March 1942. The Soviet Army attacks fascists in order to liberate Taganrog. In this operation the navy brigade of the 3-th infantry army corps took part. "101 height" (the mountain Volkov)was the key point of resistance, German tank division "Viking". At 5 o'clock in the morning of the 8 of March the storm of the height started.

It was a terrible fight. The 68 navy army brigade lost 2532 sailors. And the 76 brigade lost 1312 people on the same day. The battle lasted for 3 days.

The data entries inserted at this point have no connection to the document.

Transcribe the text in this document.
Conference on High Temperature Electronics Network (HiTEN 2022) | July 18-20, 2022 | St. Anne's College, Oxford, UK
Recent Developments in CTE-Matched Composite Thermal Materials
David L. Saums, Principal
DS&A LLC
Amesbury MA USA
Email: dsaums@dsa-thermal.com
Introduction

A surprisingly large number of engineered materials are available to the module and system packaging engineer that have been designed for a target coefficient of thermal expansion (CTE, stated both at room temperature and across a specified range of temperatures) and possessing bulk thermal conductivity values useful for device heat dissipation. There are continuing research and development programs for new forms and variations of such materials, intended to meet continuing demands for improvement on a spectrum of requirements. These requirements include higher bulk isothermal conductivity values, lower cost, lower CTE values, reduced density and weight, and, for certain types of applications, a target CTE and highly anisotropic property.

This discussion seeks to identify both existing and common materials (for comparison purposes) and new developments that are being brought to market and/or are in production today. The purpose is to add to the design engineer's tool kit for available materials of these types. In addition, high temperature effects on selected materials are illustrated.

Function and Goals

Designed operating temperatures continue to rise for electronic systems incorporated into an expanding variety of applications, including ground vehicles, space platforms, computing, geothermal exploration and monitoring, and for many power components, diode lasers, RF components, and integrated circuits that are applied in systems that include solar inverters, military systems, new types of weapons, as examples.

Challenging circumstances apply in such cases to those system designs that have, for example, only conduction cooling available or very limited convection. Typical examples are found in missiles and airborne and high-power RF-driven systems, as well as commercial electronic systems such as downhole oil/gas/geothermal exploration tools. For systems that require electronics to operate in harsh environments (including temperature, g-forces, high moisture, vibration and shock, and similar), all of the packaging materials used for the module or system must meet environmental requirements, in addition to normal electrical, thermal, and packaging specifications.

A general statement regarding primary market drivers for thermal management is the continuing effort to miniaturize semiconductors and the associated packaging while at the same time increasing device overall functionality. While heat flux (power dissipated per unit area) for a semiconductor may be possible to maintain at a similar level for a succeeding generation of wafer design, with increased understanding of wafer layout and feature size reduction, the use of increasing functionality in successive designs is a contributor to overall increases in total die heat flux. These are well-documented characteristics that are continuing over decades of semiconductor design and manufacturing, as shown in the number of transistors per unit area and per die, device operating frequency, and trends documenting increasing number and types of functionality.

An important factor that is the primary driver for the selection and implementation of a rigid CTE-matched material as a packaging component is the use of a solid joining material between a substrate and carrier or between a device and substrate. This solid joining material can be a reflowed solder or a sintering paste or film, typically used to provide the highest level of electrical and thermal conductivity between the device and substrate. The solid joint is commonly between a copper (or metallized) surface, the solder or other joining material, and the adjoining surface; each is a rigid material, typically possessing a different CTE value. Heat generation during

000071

This monument is the remarkable sight and symbol of Matveev Kurgan district, it is very popular and loved by citizens who always honor those who gave their lives for our freedom.

In the early 2000s at the foot of Volkova mountain students of Matveev Kurgan school №3 members of the club «Patriot» installed two stones, symbolizing «The Field of Grief» with the inscription:

«Before the height memory overgrown

In The Field of Grief, friend, stop

Think about the current and past

On the peers distant look around».

This is a place where the reconstructions of battle The Great Patriotic War are carried out. So, in 2005 reconstruction of «And tomorrow will be war» was carried out. Grand actions, devoted to significant events of the Great Patriotic War are arranged here . Volkova mountain is countrymen’s favorite place, because nothing can be compared with the beauty of the landscape. This majestic monument always attracts tourists' attention.

== Sources ==
- Pugaev G.K. Blood and glory of the Mius; Taganrog, 1988, 208 p.